Ich denke, eine gute Möglichkeit, bodenständig zu bleiben, ist, sich intellektuell mit dem auseinanderzusetzen, was gerade mit einem geschieht. Das setzt natürlich voraus, dass Sie einen gewissen Grad an Bildung und auch an Willen dafür haben. Am Ende ist es leider meistens nicht möglich, nicht abzuheben, sich abzukapseln oder ein bisschen komisch zu werden, das zeigt die Erfahrung.
Was bedeutet für Sie persönlich Erfolg, und welche Schattenseiten hat er?
Erfolg bedeutet für mich, dass ich eine Firma aufgebaut habe, die Konstanz hat, in der ich Mitarbeitern das bestmögliche Arbeitsumfeld und die größtmögliche Sicherheit geben kann. Wenn ich Müttern und Vätern Arbeit bieten kann, die ihre Lebensgrundlage sichert. Schattenseiten hat Erfolg meiner Meinung nach nicht.

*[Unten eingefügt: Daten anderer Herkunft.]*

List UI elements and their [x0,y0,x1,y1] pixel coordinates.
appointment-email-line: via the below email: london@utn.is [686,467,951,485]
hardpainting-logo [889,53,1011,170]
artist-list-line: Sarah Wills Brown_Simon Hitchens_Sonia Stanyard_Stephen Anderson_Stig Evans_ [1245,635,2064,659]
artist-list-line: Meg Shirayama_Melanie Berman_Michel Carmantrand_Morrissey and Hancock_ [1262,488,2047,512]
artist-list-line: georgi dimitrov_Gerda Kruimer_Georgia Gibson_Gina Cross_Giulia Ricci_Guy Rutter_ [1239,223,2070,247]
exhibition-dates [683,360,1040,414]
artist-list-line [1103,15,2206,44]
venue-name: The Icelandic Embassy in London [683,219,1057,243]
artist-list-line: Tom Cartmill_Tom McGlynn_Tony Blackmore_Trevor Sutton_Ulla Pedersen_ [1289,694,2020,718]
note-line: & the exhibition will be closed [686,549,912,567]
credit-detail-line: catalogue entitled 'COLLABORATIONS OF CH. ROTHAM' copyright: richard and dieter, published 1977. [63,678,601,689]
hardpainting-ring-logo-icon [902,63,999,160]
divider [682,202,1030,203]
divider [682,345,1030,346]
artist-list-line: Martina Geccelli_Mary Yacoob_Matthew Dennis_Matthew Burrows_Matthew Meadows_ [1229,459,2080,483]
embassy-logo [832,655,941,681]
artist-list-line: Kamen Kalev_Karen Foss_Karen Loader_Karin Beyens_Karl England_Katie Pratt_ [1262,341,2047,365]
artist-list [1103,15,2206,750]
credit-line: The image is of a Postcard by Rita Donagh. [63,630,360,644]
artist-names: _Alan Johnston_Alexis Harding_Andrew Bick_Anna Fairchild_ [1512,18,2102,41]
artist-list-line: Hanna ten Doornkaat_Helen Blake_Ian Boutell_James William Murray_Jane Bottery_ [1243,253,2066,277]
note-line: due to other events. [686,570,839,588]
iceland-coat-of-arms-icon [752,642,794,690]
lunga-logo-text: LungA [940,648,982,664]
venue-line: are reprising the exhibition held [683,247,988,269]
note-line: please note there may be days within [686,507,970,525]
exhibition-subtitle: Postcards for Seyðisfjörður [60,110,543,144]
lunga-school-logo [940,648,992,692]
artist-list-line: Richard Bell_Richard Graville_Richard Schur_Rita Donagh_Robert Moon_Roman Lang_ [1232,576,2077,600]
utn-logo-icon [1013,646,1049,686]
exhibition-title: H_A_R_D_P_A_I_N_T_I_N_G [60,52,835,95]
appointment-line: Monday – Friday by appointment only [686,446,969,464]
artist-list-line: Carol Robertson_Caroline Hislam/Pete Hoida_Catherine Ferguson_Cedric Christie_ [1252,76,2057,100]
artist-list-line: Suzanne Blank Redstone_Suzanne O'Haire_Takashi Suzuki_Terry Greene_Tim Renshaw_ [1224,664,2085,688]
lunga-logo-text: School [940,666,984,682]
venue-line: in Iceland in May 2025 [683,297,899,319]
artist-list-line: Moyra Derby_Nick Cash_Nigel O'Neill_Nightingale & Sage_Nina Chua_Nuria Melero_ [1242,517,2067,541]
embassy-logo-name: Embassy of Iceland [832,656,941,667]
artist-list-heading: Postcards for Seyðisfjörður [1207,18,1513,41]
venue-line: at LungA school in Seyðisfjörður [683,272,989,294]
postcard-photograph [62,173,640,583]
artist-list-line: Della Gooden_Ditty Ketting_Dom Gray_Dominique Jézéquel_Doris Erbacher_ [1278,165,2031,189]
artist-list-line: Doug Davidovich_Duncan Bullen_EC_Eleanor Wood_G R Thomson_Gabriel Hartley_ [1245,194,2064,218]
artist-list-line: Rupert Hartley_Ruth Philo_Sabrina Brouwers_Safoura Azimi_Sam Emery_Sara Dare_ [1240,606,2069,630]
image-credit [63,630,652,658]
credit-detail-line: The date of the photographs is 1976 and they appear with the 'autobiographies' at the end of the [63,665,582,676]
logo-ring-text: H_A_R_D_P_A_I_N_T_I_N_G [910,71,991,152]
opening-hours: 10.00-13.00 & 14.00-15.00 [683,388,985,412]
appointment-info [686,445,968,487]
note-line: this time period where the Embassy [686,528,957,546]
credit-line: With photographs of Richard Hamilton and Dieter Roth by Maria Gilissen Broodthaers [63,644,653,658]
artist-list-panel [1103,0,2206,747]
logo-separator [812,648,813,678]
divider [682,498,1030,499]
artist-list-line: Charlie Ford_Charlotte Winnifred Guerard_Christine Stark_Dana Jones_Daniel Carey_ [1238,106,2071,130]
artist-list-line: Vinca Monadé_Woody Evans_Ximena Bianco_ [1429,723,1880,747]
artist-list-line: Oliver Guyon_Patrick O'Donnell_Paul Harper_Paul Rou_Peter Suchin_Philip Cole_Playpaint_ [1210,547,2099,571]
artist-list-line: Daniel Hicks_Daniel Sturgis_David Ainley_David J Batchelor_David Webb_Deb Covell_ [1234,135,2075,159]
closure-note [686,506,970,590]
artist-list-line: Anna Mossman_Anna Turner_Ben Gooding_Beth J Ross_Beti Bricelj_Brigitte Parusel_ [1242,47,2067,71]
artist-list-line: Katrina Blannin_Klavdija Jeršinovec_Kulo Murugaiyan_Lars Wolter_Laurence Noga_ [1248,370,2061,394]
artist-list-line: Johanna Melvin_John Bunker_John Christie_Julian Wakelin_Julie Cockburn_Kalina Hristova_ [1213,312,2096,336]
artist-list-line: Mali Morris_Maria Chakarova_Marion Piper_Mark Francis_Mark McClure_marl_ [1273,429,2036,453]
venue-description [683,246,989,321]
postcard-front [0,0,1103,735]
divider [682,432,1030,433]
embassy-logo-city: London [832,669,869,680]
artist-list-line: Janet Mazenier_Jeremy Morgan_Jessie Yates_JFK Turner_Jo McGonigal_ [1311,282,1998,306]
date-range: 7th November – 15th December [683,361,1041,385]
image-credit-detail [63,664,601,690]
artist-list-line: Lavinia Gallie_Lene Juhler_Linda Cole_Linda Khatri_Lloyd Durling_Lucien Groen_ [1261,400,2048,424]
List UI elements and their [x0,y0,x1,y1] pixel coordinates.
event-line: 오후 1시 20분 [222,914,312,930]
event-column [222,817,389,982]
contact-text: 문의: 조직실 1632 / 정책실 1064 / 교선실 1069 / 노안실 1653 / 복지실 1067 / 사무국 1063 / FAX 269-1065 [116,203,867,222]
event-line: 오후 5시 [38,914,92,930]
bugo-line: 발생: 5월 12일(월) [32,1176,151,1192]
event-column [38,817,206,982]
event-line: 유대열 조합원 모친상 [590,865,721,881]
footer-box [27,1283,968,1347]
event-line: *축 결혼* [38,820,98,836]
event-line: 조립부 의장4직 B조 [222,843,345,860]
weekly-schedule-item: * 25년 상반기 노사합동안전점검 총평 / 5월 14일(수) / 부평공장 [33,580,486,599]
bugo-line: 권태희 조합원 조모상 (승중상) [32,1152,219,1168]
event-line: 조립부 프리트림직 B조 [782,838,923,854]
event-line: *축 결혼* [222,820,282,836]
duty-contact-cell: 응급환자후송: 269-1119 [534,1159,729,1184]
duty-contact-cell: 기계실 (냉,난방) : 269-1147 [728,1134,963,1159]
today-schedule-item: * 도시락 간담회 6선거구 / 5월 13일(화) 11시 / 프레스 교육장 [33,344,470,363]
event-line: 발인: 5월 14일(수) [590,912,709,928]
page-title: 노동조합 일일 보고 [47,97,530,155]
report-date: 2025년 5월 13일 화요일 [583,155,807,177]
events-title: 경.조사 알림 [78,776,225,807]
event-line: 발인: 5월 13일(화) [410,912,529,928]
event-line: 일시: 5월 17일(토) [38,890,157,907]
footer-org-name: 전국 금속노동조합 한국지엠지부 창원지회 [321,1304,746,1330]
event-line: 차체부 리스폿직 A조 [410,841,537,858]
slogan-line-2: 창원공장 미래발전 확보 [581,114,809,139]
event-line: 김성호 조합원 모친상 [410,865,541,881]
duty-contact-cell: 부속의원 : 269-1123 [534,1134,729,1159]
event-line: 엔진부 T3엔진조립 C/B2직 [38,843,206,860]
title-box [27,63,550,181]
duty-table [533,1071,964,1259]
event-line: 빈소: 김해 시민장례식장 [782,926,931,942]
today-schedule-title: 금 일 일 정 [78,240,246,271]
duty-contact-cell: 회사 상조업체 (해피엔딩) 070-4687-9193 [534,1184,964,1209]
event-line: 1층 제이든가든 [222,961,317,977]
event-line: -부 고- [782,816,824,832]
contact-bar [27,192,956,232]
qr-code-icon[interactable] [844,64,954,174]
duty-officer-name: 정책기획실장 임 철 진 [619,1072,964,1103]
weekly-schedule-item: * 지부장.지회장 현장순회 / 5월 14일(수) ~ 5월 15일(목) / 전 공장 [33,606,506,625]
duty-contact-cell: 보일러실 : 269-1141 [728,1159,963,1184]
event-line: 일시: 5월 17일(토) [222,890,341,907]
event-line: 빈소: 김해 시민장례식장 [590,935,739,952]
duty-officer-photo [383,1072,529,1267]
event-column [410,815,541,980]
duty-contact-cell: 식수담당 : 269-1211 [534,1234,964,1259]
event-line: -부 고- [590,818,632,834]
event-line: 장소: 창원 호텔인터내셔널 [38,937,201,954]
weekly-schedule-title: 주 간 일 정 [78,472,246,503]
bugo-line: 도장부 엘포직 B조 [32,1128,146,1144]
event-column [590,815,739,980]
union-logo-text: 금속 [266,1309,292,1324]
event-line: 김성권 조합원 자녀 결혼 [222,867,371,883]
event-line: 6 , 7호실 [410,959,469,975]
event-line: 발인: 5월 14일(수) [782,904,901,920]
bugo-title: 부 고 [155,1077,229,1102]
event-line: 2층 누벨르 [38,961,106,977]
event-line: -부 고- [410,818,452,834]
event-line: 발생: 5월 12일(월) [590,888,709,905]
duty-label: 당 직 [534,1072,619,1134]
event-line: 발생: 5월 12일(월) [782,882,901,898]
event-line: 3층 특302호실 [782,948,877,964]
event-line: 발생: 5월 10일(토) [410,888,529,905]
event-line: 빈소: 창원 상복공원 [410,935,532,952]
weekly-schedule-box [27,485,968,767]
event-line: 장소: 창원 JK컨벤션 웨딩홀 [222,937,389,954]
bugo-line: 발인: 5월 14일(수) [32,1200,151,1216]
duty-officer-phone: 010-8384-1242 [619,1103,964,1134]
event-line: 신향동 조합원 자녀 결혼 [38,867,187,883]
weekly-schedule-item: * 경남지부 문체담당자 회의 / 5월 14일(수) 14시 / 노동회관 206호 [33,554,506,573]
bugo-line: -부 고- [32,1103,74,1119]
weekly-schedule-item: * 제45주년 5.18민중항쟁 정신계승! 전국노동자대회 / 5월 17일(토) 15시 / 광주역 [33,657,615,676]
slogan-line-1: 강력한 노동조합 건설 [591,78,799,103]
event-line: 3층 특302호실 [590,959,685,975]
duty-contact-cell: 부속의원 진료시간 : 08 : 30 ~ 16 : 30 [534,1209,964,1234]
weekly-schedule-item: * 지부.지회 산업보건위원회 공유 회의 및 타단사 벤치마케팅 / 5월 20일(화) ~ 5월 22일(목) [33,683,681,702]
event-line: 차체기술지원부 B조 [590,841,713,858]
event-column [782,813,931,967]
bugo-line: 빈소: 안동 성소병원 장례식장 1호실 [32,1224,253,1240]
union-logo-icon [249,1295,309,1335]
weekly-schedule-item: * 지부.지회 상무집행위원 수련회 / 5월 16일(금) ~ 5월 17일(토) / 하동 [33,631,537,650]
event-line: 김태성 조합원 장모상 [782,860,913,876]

Was wäre die größte technische UND visuelle Herausforderung für Sie?
Den alten Fernsehspruch „Im Fernsehen ist alles möglich“ nehme ich wörtlich. Und ein Nein gibt es am Beginn eines Projektes nie. Insofern bin ich sicher, dass alles machbar ist. Da ist nur die Frage der finanziellen Ausstattung der begrenzende Faktor.
Als gebürtiger 1968er haben Sie in Ihrer Jugend den Umschwung von „Video killed the Radio-Star“, den MTV-Kult, live miterlebt. Welche nächste große Innovation wird die Jugend faszinieren?
Im Moment ist es die ständige Erreichbarkeit, Vernetztheit und das Onlinesein, was die jungen Leute fasziniert. Ich könnte mir vorstellen, dass das umschlägt und es irgendwann reizt, den „Aus“-Knopf zu drücken.
Bitte ergänzen Sie: Der ideale Ingenieur ist …
… Pragmatiker und kein Dogmatiker.
Zum Unternehmen
Eyeworks Germany ist eine der führenden unabhängigen TV- und Filmproduktionsfirmen in Deutschland. Bestehend aus Eyeworks Entertainment und Eyeworks Fiction & Film produziert das Unternehmen erfolgreich Unterhaltungssendungen wie „Rach, der Restauranttester”, „Die Küchenchefs“, „Die 10“ oder „Schwiegertochter gesucht“, Dramaserien wie „Wilsberg“, „Maria Wern“ und Filme für Fernsehen und Kino.
Seit ihrer Gründung 2003 entwickelt und produziert die Firma unterschiedliche Fernsehformate für alle großen deutschen TV-Sender, sowohl private als auch öffentlich-rechtliche.